Зыркающий в поисках спиртного Вадичка заметил в "красном" углу под облупленными ходиками скромненькую иконку. Грозно нахмурился. - Тээк. Это как понимать? Верующая, что ли?
– Да не! Что вы? Что вы?
– открестилась старушка, отчего-то испугавшаяся.
– Это так - фурнитура. У меня и Сам партеец был. Не позволял. Да я тоже атеистка. В чудеса не верю. Сколь раз у Богоматери просила то того, то другого. И хоть бы раз помогла. Другим вон помогает. А мне шиш. Не, нету Бога!
И во избежание дальнейших расспросов задернула иконку шторкой. - Пред говорил, помощь нужна, - припомнил Непомнящий, тонко подступаясь к разговору о выпивке. - Так это не к спеху, - баба Груня засмущалась.
– Пристройку бы разобрать на дрова. Раньше-то коровник был. Так скотину я, как Сам помер, продала. А к зиме бы в тепле.
– О! Это большой труд. Травмоопасный, - Вадичка намекающе подмигнул приятелям.
– Ясно, что не за так. Я б отблагодарила.
–
– Да ты! Лишенец, - Непомнящий возмущенно задохнулся.
– Тут работы дней на десять. - Вот и начнем не откладывая, - Листопад, до того отмалчивавшийся, скинул рюкзачок у порога.

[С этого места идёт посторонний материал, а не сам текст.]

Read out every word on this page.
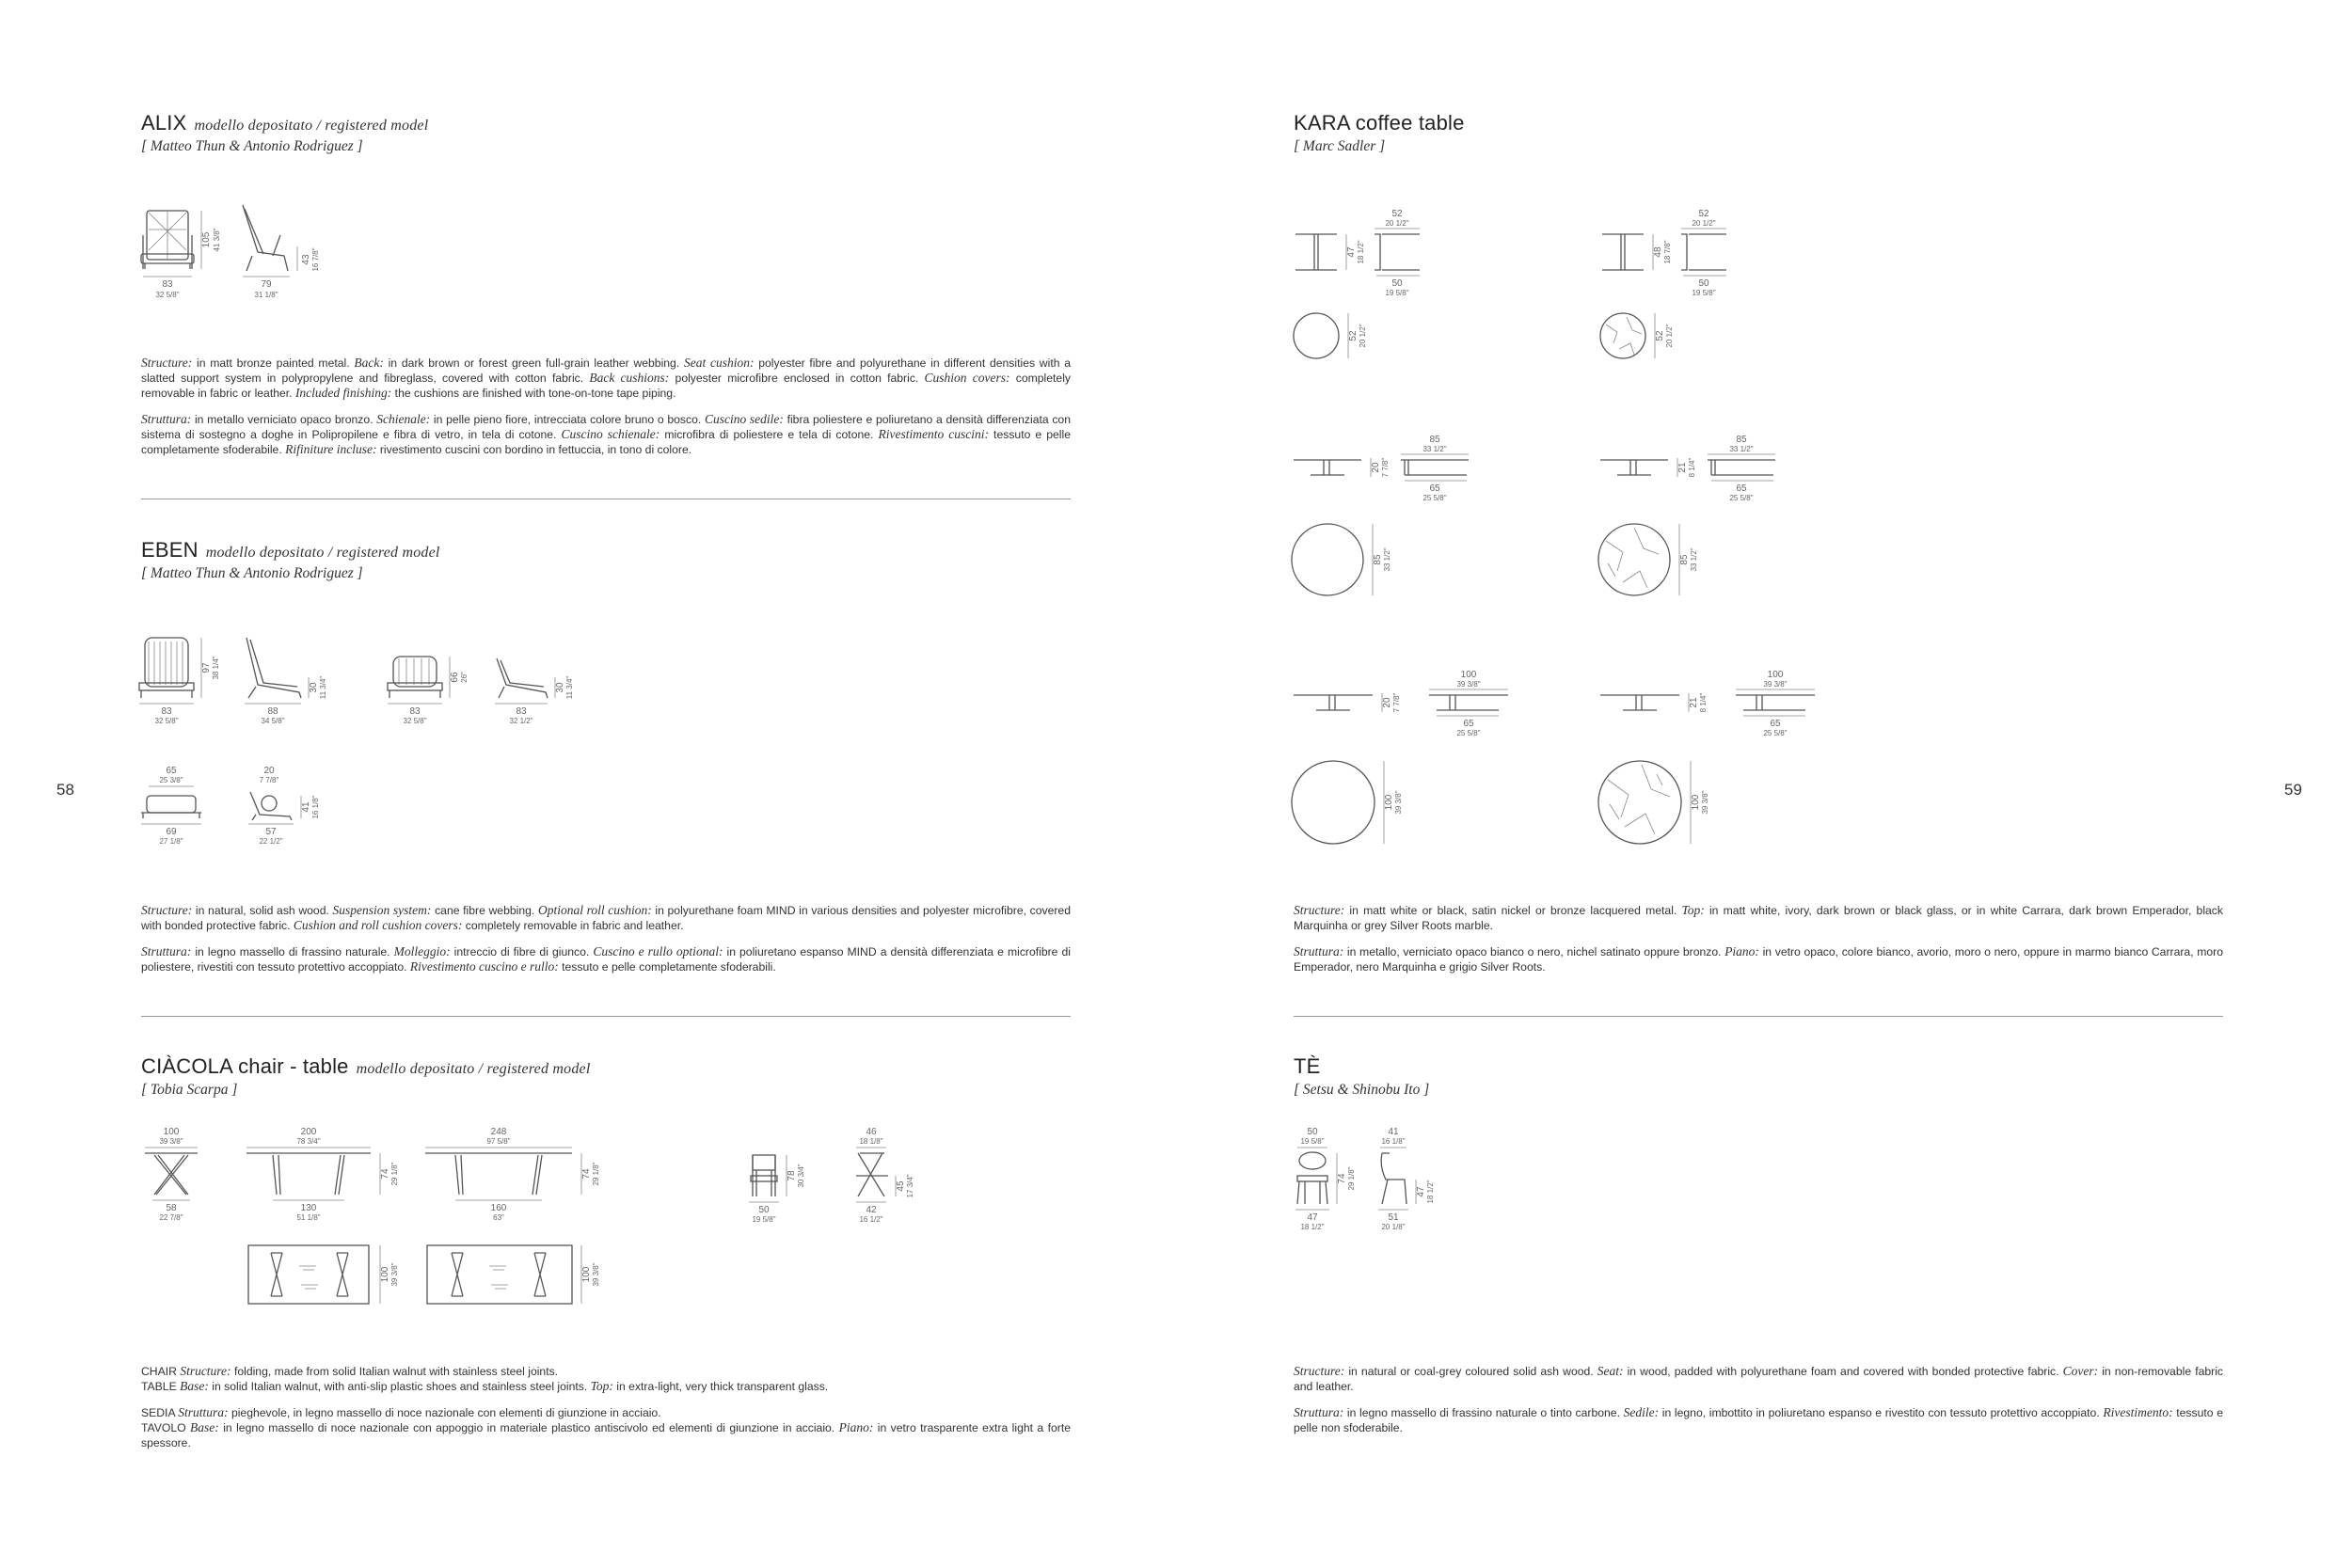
58	59
ALIX modello depositato / registered model
[ Matteo Thun & Antonio Rodriguez ]
83
32 5/8"
105 41 3/8"
79
31 1/8"
43 16 7/8"

Structure: in matt bronze painted metal. Back: in dark brown or forest green full-grain leather webbing. Seat cushion: polyester fibre and polyurethane in different densities with a slatted support system in polypropylene and fibreglass, covered with cotton fabric. Back cushions: polyester microfibre enclosed in cotton fabric. Cushion covers: completely removable in fabric or leather. Included finishing: the cushions are finished with tone-on-tone tape piping.

Struttura: in metallo verniciato opaco bronzo. Schienale: in pelle pieno fiore, intrecciata colore bruno o bosco. Cuscino sedile: fibra poliestere e poliuretano a densità differenziata con sistema di sostegno a doghe in Polipropilene e fibra di vetro, in tela di cotone. Cuscino schienale: microfibra di poliestere e tela di cotone. Rivestimento cuscini: tessuto e pelle completamente sfoderabile. Rifiniture incluse: rivestimento cuscini con bordino in fettuccia, in tono di colore.

EBEN modello depositato / registered model
[ Matteo Thun & Antonio Rodriguez ]
83
32 5/8"
97 38 1/4"
88
34 5/8"
30 11 3/4"
83
32 5/8"
66 26"
83
32 1/2"
30 11 3/4"
65
25 3/8"
69
27 1/8"
20
7 7/8"
57
22 1/2"
41 16 1/8"

Structure: in natural, solid ash wood. Suspension system: cane fibre webbing. Optional roll cushion: in polyurethane foam MIND in various densities and polyester microfibre, covered with bonded protective fabric. Cushion and roll cushion covers: completely removable in fabric and leather.

Struttura: in legno massello di frassino naturale. Molleggio: intreccio di fibre di giunco. Cuscino e rullo optional: in poliuretano espanso MIND a densità differenziata e microfibre di poliestere, rivestiti con tessuto protettivo accoppiato. Rivestimento cuscino e rullo: tessuto e pelle completamente sfoderabili.

CIÀCOLA chair - table modello depositato / registered model
[ Tobia Scarpa ]
100
39 3/8"
58
22 7/8"
200
78 3/4"
130
51 1/8"
74 29 1/8"
100 39 3/8"
248
97 5/8"
160
63"
74 29 1/8"
100 39 3/8"
50
19 5/8"
78 30 3/4"
46
18 1/8"
42
16 1/2"
45 17 3/4"

CHAIR Structure: folding, made from solid Italian walnut with stainless steel joints.
TABLE Base: in solid Italian walnut, with anti-slip plastic shoes and stainless steel joints. Top: in extra-light, very thick transparent glass.

SEDIA Struttura: pieghevole, in legno massello di noce nazionale con elementi di giunzione in acciaio.
TAVOLO Base: in legno massello di noce nazionale con appoggio in materiale plastico antiscivolo ed elementi di giunzione in acciaio. Piano: in vetro trasparente extra light a forte spessore.

KARA coffee table
[ Marc Sadler ]
47 18 1/2"
52
20 1/2"
50
19 5/8"
52 20 1/2"
48 18 7/8"
52
20 1/2"
50
19 5/8"
52 20 1/2"
20 7 7/8"
85
33 1/2"
65
25 5/8"
85 33 1/2"
21 8 1/4"
85
33 1/2"
65
25 5/8"
85 33 1/2"
20 7 7/8"
100
39 3/8"
65
25 5/8"
100 39 3/8"
21 8 1/4"
100
39 3/8"
65
25 5/8"
100 39 3/8"

Structure: in matt white or black, satin nickel or bronze lacquered metal. Top: in matt white, ivory, dark brown or black glass, or in white Carrara, dark brown Emperador, black Marquinha or grey Silver Roots marble.

Struttura: in metallo, verniciato opaco bianco o nero, nichel satinato oppure bronzo. Piano: in vetro opaco, colore bianco, avorio, moro o nero, oppure in marmo bianco Carrara, moro Emperador, nero Marquinha e grigio Silver Roots.

TÈ
[ Setsu & Shinobu Ito ]
50
19 5/8"
47
18 1/2"
74 29 1/8"
41
16 1/8"
51
20 1/8"
47 18 1/2"

Structure: in natural or coal-grey coloured solid ash wood. Seat: in wood, padded with polyurethane foam and covered with bonded protective fabric. Cover: in non-removable fabric and leather.

Struttura: in legno massello di frassino naturale o tinto carbone. Sedile: in legno, imbottito in poliuretano espanso e rivestito con tessuto protettivo accoppiato. Rivestimento: tessuto e pelle non sfoderabile.
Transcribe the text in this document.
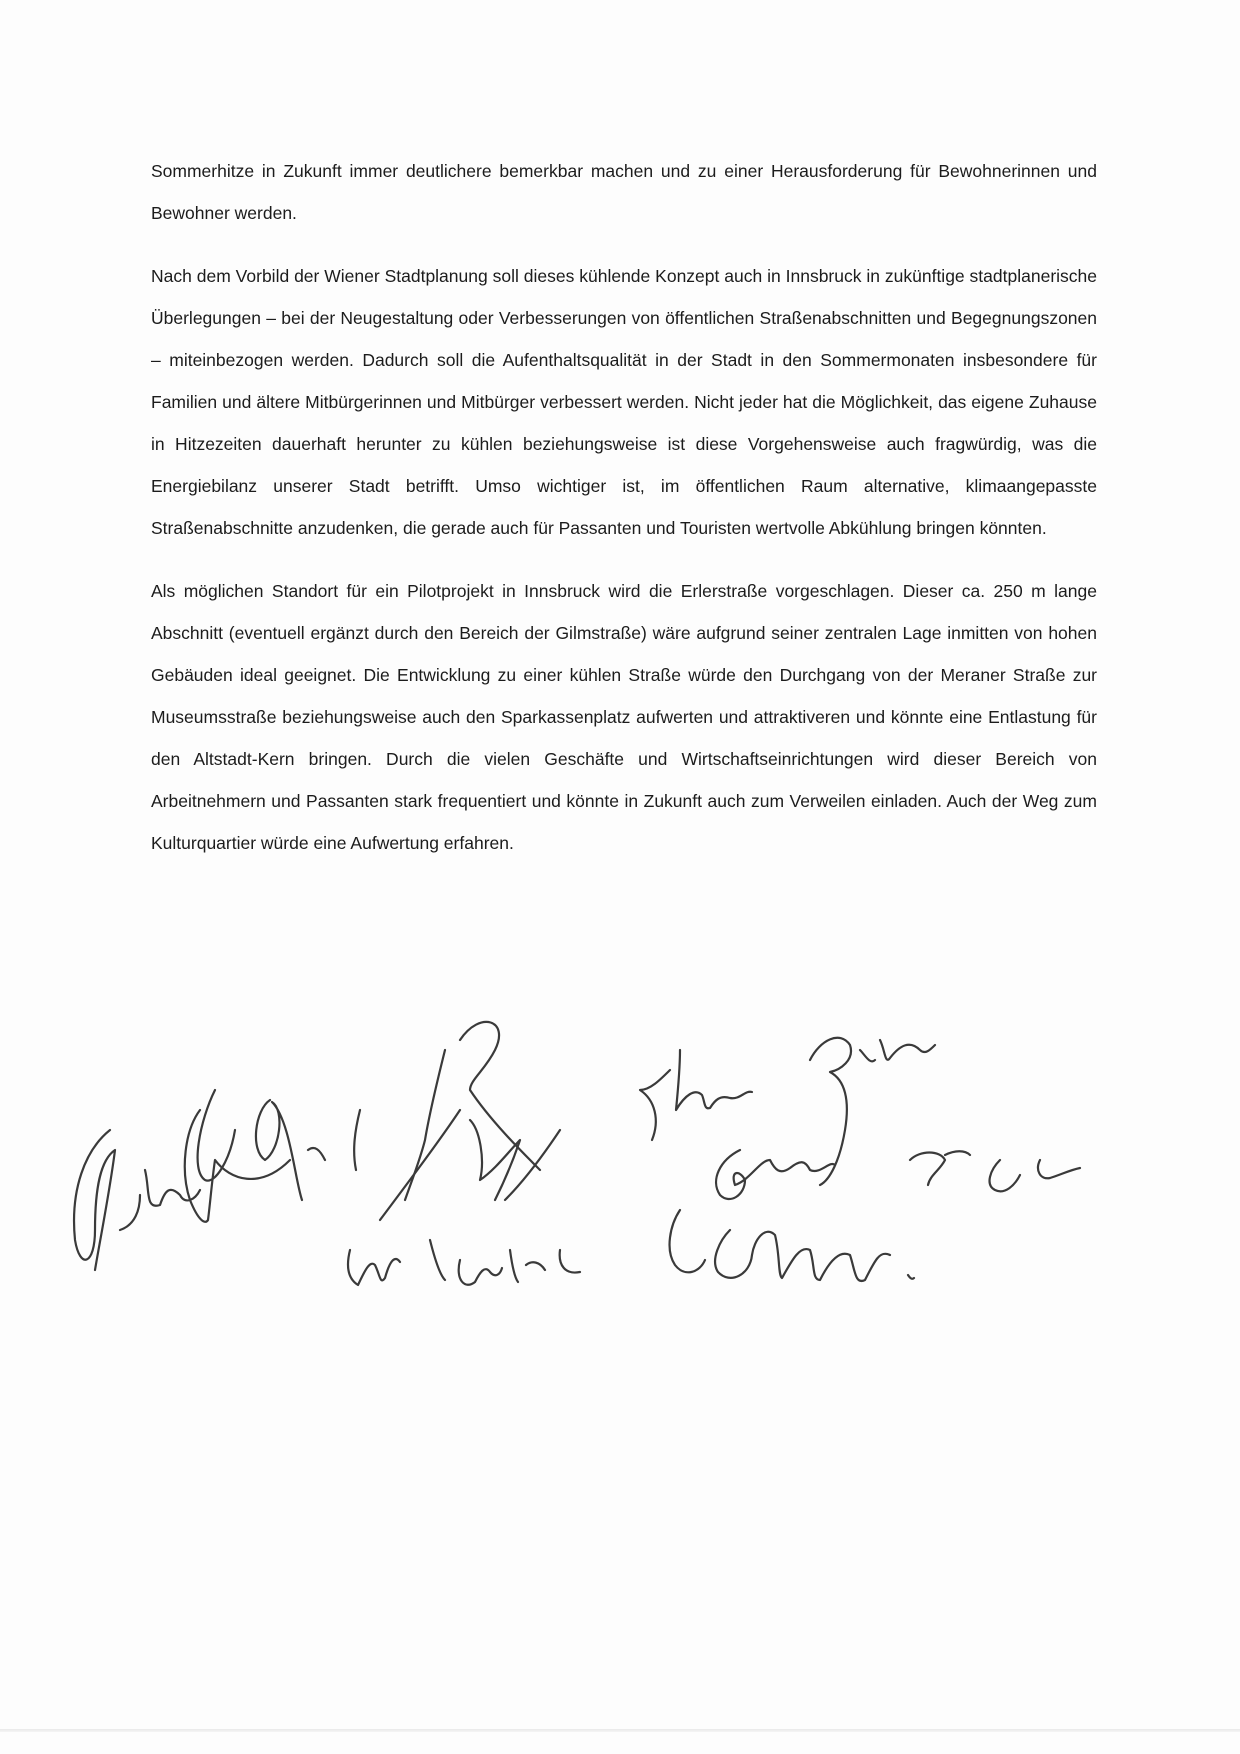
Sommerhitze in Zukunft immer deutlichere bemerkbar machen und zu einer Herausforderung für Bewohnerinnen und Bewohner werden.

Nach dem Vorbild der Wiener Stadtplanung soll dieses kühlende Konzept auch in Innsbruck in zukünftige stadtplanerische Überlegungen – bei der Neugestaltung oder Verbesserungen von öffentlichen Straßenabschnitten und Begegnungszonen – miteinbezogen werden. Dadurch soll die Aufenthaltsqualität in der Stadt in den Sommermonaten insbesondere für Familien und ältere Mitbürgerinnen und Mitbürger verbessert werden. Nicht jeder hat die Möglichkeit, das eigene Zuhause in Hitzezeiten dauerhaft herunter zu kühlen beziehungsweise ist diese Vorgehensweise auch fragwürdig, was die Energiebilanz unserer Stadt betrifft. Umso wichtiger ist, im öffentlichen Raum alternative, klimaangepasste Straßenabschnitte anzudenken, die gerade auch für Passanten und Touristen wertvolle Abkühlung bringen könnten.

Als möglichen Standort für ein Pilotprojekt in Innsbruck wird die Erlerstraße vorgeschlagen. Dieser ca. 250 m lange Abschnitt (eventuell ergänzt durch den Bereich der Gilmstraße) wäre aufgrund seiner zentralen Lage inmitten von hohen Gebäuden ideal geeignet. Die Entwicklung zu einer kühlen Straße würde den Durchgang von der Meraner Straße zur Museumsstraße beziehungsweise auch den Sparkassenplatz aufwerten und attraktiveren und könnte eine Entlastung für den Altstadt-Kern bringen. Durch die vielen Geschäfte und Wirtschaftseinrichtungen wird dieser Bereich von Arbeitnehmern und Passanten stark frequentiert und könnte in Zukunft auch zum Verweilen einladen. Auch der Weg zum Kulturquartier würde eine Aufwertung erfahren.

– Показывай, баба Грунь, где топоры, пилы. А то еще чуток такого отдыха, и - черти придут. Потом святым кадилом не отмашешься.
Поднялся и Антон:
– И то верно. Пора дурь выпаривать.
Вслед за Листопадом пошел на улицу. Вадичка вздохнул безнадежно:
– Ладно, я догоню. Только вот рукавицы достану.
Никаких рукавиц Вадичка не имел отродясь. Но на трюмо подметил флакончик одеколона "Шипр".
Ломать, как известно, не строить. Коровник разваливали азартно, балансируя на стропилах. Так что часа через три остов пристройки заметно "оскудел". Зато внизу, на поляне, рос холм из досок и бревен.
Из соседних домов то и дело выходили люди, завистливо глядя на ударную студенческую работу. Повезло старой дуре.
Сама баба Груня, счастливая, металась меж работниками и только охала в показном смущении.
– Да хватит уж, мальчики. Что ж вы так жарко взялись? Упаритесь. Ведь полкоровника, почитай, зараз разобрали. Ужинать скоро. Я уж картоху поставила, лучку накрошила, грибочков солененьких. В магазин-то кто съездит?
О, глупая баба Груня! Того не понимает, что русский человек порывом силен. Собьешь порыв, и - такая благодать случится, что заскулишь от ужаса.
При магическом слове "магазин" шум стих - разом.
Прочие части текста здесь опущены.